There followed nearly two hours of the treadmill, the stationary bike, the rowing machine and then far too many reps on far too many weight machines. When my legs started to shake and my hollow stomach grumbled at me for food because it hadn’t had any since the sub-standard airport breakfast, I stopped and finally took in the view, too tired to resist its splendour.

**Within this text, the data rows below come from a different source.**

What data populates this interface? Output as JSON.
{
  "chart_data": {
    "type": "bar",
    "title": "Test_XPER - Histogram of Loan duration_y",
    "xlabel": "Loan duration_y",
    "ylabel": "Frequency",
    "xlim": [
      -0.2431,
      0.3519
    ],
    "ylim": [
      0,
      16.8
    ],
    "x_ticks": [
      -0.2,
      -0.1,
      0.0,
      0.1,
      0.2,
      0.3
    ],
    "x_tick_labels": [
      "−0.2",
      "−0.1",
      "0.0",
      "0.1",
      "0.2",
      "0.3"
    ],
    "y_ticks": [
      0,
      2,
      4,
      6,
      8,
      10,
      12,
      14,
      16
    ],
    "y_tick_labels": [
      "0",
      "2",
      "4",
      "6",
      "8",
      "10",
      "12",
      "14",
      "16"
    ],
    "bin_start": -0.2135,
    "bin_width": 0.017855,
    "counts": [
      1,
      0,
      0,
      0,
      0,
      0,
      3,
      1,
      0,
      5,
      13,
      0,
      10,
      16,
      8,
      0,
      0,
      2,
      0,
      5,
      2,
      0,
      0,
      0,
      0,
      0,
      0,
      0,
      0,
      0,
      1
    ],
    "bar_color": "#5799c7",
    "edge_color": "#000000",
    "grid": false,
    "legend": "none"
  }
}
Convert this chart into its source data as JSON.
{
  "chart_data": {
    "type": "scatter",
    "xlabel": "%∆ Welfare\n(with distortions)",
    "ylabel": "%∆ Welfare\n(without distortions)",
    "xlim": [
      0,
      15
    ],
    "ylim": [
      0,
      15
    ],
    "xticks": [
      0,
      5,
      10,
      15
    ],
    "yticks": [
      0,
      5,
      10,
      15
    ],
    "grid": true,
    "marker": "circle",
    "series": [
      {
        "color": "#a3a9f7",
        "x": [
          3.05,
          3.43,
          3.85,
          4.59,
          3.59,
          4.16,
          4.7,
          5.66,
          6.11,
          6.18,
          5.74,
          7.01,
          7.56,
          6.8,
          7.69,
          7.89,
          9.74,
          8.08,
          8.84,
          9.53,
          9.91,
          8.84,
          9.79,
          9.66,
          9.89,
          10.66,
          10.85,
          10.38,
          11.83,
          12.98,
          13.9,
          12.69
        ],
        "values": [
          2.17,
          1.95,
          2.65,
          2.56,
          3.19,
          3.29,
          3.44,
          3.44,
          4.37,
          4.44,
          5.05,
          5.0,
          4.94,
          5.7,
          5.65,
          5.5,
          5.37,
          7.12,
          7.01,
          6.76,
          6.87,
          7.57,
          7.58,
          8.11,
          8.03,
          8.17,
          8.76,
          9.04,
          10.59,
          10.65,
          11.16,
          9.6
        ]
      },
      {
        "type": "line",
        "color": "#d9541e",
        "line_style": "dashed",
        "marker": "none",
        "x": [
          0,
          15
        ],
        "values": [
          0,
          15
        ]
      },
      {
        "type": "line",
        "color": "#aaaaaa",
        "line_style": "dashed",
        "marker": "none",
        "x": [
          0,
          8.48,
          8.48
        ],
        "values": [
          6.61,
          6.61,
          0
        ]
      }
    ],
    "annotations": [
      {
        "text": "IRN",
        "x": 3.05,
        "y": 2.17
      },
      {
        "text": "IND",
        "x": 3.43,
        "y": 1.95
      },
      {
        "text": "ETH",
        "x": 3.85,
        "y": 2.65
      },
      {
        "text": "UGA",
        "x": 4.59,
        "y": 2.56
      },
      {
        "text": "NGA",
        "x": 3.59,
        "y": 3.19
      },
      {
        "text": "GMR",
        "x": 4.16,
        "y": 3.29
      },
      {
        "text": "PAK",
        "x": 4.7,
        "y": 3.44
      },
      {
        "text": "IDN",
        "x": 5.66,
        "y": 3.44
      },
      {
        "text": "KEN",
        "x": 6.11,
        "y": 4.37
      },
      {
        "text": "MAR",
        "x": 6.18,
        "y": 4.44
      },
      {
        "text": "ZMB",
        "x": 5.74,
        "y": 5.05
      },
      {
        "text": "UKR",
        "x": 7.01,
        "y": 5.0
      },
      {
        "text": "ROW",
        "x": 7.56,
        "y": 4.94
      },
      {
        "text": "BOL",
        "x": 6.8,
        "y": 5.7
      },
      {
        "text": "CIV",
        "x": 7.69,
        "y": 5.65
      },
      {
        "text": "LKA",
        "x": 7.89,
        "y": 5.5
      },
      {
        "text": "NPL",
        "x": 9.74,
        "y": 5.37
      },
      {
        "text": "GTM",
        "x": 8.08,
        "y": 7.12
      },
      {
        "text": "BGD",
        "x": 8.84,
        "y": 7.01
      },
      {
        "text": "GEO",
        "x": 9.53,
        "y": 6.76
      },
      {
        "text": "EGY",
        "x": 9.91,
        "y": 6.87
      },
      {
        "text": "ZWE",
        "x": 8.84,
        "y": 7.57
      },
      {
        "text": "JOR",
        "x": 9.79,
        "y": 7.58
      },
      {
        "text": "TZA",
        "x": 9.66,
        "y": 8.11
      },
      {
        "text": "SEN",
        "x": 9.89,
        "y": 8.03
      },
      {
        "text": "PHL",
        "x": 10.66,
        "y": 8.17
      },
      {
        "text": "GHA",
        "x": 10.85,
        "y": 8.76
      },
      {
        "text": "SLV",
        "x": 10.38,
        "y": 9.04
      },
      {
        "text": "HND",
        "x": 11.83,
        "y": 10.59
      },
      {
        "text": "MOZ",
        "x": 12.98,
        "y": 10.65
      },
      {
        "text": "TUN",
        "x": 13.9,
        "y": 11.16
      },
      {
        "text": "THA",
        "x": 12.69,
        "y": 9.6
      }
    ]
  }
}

The rugged beauty of the view appealed to me. It was breath-taking and memorable, but not in a pristine or lush way, rather in a very raw and rough way. I liked how the blush-red soil, arid climate and sun-filled days didn't seem to be a hospitable environment for much more than low-growing bush, olive trees andsome cacti, meaning the volcanic mountains inland were a mix of muted greys, earthy greens and terracotta oranges. This contrasted with the sparkling sea that these jagged hills tumbled into. The water’s bottomless blue was as calming and clear as a cloudless sky, as long as I didn’t let any memories creep in.

I accepted then that this was probably one of the better things I'd agreed to do with - or rather,for- my parents in the last few months. Indeed, I had spent most of the last few weeks moaning profusely to Dad about bringing our race bikes to ride early every morning here but looking at the landscape, I suddenly couldn't wait. It would be good to explore the roads for the first time tomorrow morning, to feel a breeze in my hair and some more muscles ache in my legs.

“Hey, dickhead!” A voice snaps me out of my thoughts and back into the beach bar. A voice that is both angry and familiar.

“Shit,” I say and close my eyes, not bothering to turn around.